4. 对于Bagit1.0,每个有效负载文件必须列在每个有效负载清单中。请注意,旧版本的BagIt只允许在一个清单中列出有效负载文件。
5. Every element present MUST conform to BagIt 1.0.
5. 存在的每个元素必须符合BagIt 1.0。
A _valid_ bag MUST meet the following requirements:
有效行李必须满足以下要求:
1. The bag MUST be _complete_.
1. 这个包必须是完整的。
2. Every checksum in every payload manifest and tag manifest has been successfully verified against the contents of the corresponding file.
2. 每个有效负载清单和标记清单中的每个校验和都已根据相应文件的内容成功验证。
This is the layout of a basic bag containing an image and a companion Optical Character Recognition (OCR) file. Lines of file content are shown with added parentheses to indicate each complete line. For brevity, this example uses MD5 rather than the recommended SHA-512.
这是包含图像和配套光学字符识别(OCR)文件的基本行李的布局。显示文件内容行时,会添加括号,以指示每一行的完整内容。为简洁起见,此示例使用MD5而不是推荐的SHA-512。
myfirstbag/ | | manifest-md5.txt | (49afbd86a1ca9f34b677a3f09655eae9 data/27613-h/images/q172.png) | (408ad21d50cef31da4df6d9ed81b01a7 data/27613-h/images/q172.txt) | | bagit.txt | (BagIt-version: 1.0 ) | (Tag-File-Character-Encoding: UTF-8 ) | \--- data/ | | 27613-h/images/q172.png | (... image bytes ... ) | | 27613-h/images/q172.txt | (... OCR text ... ) ....

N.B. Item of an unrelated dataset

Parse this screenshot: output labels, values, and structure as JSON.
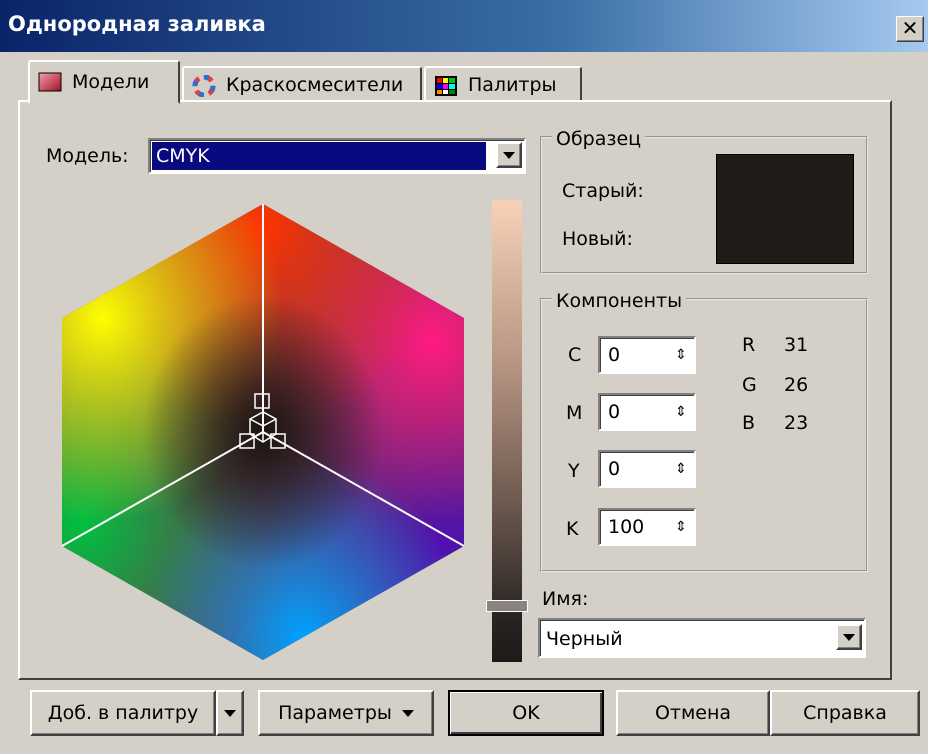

myfirstbag/ | | manifest-md5.txt | (49afbd86a1ca9f34b677a3f09655eae9 data/27613-h/images/q172.png) | (408ad21d50cef31da4df6d9ed81b01a7 data/27613-h/images/q172.txt) | | bagit.txt | (BagIt-version: 1.0 ) | (Tag-File-Character-Encoding: UTF-8 ) | \--- data/ | | 27613-h/images/q172.png | (... image bytes ... ) | | 27613-h/images/q172.txt | (... OCR text ... ) ....
This is the layout of a bag that expects the receiver to download the files listed in the payload manifests prior to validation. Lines of file content are shown with added parentheses to indicate each complete line. For brevity, this example uses MD5 rather than the recommended SHA-512.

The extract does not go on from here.